Regulator Approves $1.84 Billion Boost for Chalco as Aluminum Industry Woes Continue

Aluminum oxide powder produced by Aluminum Corp. of China is stored at a warehouse. Photo: VCG
Aluminum oxide powder produced by Aluminum Corp. of China is stored at a warehouse. Photo: VCG

Regulators gave the green light for metals giant Aluminum Corp. of China Ltd. (Chalco) to sell shares to a range of state-run investors as it looks to inject funds while the aluminum industry continues through a rocky patch.

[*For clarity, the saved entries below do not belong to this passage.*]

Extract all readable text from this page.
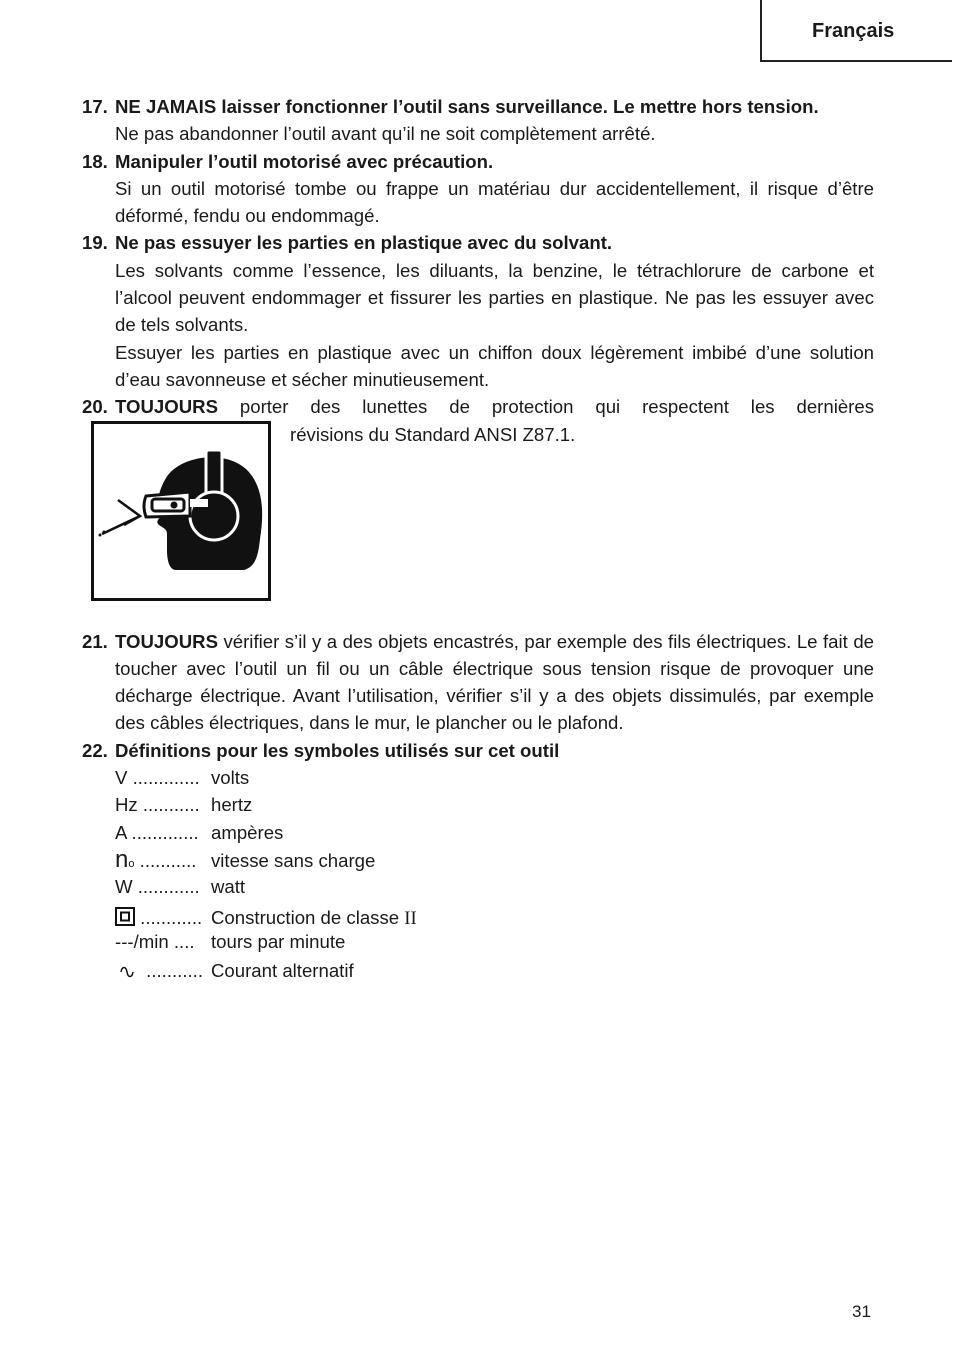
Français
17. NE JAMAIS laisser fonctionner l’outil sans surveillance. Le mettre hors tension.
Ne pas abandonner l’outil avant qu’il ne soit complètement arrêté.
18. Manipuler l’outil motorisé avec précaution.
Si un outil motorisé tombe ou frappe un matériau dur accidentellement, il risque d’être déformé, fendu ou endommagé.
19. Ne pas essuyer les parties en plastique avec du solvant.
Les solvants comme l’essence, les diluants, la benzine, le tétrachlorure de carbone et l’alcool peuvent endommager et fissurer les parties en plastique. Ne pas les essuyer avec de tels solvants.
Essuyer les parties en plastique avec un chiffon doux légèrement imbibé d’une solution d’eau savonneuse et sécher minutieusement.
20. TOUJOURS porter des lunettes de protection qui respectent les dernières
révisions du Standard ANSI Z87.1.
21. TOUJOURS vérifier s’il y a des objets encastrés, par exemple des fils électriques. Le fait de toucher avec l’outil un fil ou un câble électrique sous tension risque de provoquer une décharge électrique. Avant l’utilisation, vérifier s’il y a des objets dissimulés, par exemple des câbles électriques, dans le mur, le plancher ou le plafond.
22. Définitions pour les symboles utilisés sur cet outil
V ............. volts
Hz ........... hertz
A ............. ampères
no ........... vitesse sans charge
W ............ watt
............ Construction de classe II
---/min .... tours par minute
........... Courant alternatif
31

The listed company, whose main shareholder is state-owned behemoth Aluminum Corp. of China (Chinalco), said that the China Securities Regulatory Commission (CSRC) had approved plans to issue shares with underlying asset value of 12.7 billion yuan ($1.84 billion), according to a filing (link in Chinese) with the Shanghai Stock Exchange.

The shares will allow eight companies led by Huarong Ruitong (a unit of the country’s distressed debt manager China Huarong Asset Management Co.), as well as China Life Insurance and ICBC Financial Investment Co. to take stakes in Chinalco subsidiaries Baotou Aluminum Co. Ltd., (25.67%), Shandong Aluminum Industry Co. (30.8%) China Aluminum Industry Co., Ltd. Zhongzhou branch (36.9%) and Chinalco Mining Corp. International (81.14%).

The aluminum industry has been facing tough conditions, with an overabundance of supply and falling demand, while China’s domestic industry faces substantial pressure from tougher environmental regulations and rising pressure to cut excess capacity. Aluminum futures are down 14% for the year so far on the Shanghai Futures Exchange. The China Nonferrous Metals Industry Association, an industry body, has called a meeting of the biggest producers for Friday to discuss the dire state of the market, Reuters reported.

Both Chalco and Chinalco remain profitable, with Chalco reporting net income of 640.9 million yuan in the third quarter of this year, up 6.8% year-on-year. However, both the state-owned entity and Chalco are feeling the strain of a difficult market. “We’re not very optimistic,” Chinalco’s deputy general manager Ao Hong, said last month. “We’re under huge pressure, so the company has to accelerate reform and cut costs internally.”

Analysts expect Chalco to continue to receive high level support from the government, despite being a listed company.